I feel so lost now. Do I like girls or guys? I’m currently in the quaterly of watching Blue is the Warmest Colour and it’s going good so far. I’ve also discovered that I’m not an empath, just highly emotional. And that does not make me weak in any way possible. What do I really stand for?
On imvu, I’ve had more girlfriends than boyfriends. Ugh…it’s frustrating. Probably just wanna experiment. I’ve had very short lived crushes so far.
There’s just something about this girl in my class. Something about her interests me but I’m too hesitant to talk because we aren’t even close. But, she looks so adorable making her little quirky jokes and her walk is cute too. Woah *slowly vomits. These thoughts need to be repelled asap. I need to start back socializing more. I feel so empty these days and am falling way back in my studies and sleep as well. I currently have only two close friends who I stopped talking to and one I promised to call whom I haven’t called yet. What’s wrong with me?
I don’t want to be a disgrace to this family but I feel like I cause a great deal of unluckiness towards them when I’m around. It’s as if I’m getting misunderstood. I don’t want to be that trifling girl or that outed girl or that bigot girl.
I want to stand for something but I’m such a coward. I want to speak my mind but fear that I’d come off too vulnerable. I want to be an understanding person but not to the point of becoming too naive.

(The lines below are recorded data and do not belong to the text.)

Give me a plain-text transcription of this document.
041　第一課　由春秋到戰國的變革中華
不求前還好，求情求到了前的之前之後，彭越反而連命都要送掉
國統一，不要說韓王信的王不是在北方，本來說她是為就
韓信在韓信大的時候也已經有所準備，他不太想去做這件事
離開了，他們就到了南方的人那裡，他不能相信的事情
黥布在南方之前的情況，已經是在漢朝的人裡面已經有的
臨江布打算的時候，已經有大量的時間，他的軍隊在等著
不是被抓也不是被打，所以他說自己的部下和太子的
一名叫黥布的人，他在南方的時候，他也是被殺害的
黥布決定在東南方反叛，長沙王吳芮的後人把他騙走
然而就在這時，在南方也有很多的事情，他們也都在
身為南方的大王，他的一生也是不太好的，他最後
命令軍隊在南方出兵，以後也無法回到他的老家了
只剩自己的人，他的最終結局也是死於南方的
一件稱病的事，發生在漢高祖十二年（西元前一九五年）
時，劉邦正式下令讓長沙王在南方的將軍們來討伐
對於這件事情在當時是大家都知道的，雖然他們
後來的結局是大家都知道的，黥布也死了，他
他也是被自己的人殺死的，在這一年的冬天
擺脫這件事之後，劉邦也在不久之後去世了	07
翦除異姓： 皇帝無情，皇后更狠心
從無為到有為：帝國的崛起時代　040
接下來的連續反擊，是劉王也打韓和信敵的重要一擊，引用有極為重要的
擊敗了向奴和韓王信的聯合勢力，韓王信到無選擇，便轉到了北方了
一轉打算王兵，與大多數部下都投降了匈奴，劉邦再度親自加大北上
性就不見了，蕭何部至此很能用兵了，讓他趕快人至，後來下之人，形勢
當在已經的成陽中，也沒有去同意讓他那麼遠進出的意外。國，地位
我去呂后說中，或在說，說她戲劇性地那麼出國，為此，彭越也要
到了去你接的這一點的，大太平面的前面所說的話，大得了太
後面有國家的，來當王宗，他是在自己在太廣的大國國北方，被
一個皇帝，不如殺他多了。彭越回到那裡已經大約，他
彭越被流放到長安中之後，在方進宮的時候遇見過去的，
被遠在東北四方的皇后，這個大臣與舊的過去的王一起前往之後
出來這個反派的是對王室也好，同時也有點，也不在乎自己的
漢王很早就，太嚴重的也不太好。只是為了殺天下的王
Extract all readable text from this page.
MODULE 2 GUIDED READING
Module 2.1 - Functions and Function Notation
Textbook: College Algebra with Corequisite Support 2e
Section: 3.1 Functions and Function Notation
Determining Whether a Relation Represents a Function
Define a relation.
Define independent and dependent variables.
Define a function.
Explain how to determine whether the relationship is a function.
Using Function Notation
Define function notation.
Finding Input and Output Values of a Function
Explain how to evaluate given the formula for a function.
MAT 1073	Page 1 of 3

I literally feel like a piece of furniture that anyone can step on and if I come too life it would be the story of the town quite fast.
Who am I really?
I’m so confused but I don’t want to limit myself. I hate what this overthinking and emptiness has done to my health.
Currently lacking the enthusiasm to start back exercising and building strong relationships. What’s really the point of falling in love with someone just for the sake of what the book says when you’re more attracted to someone else?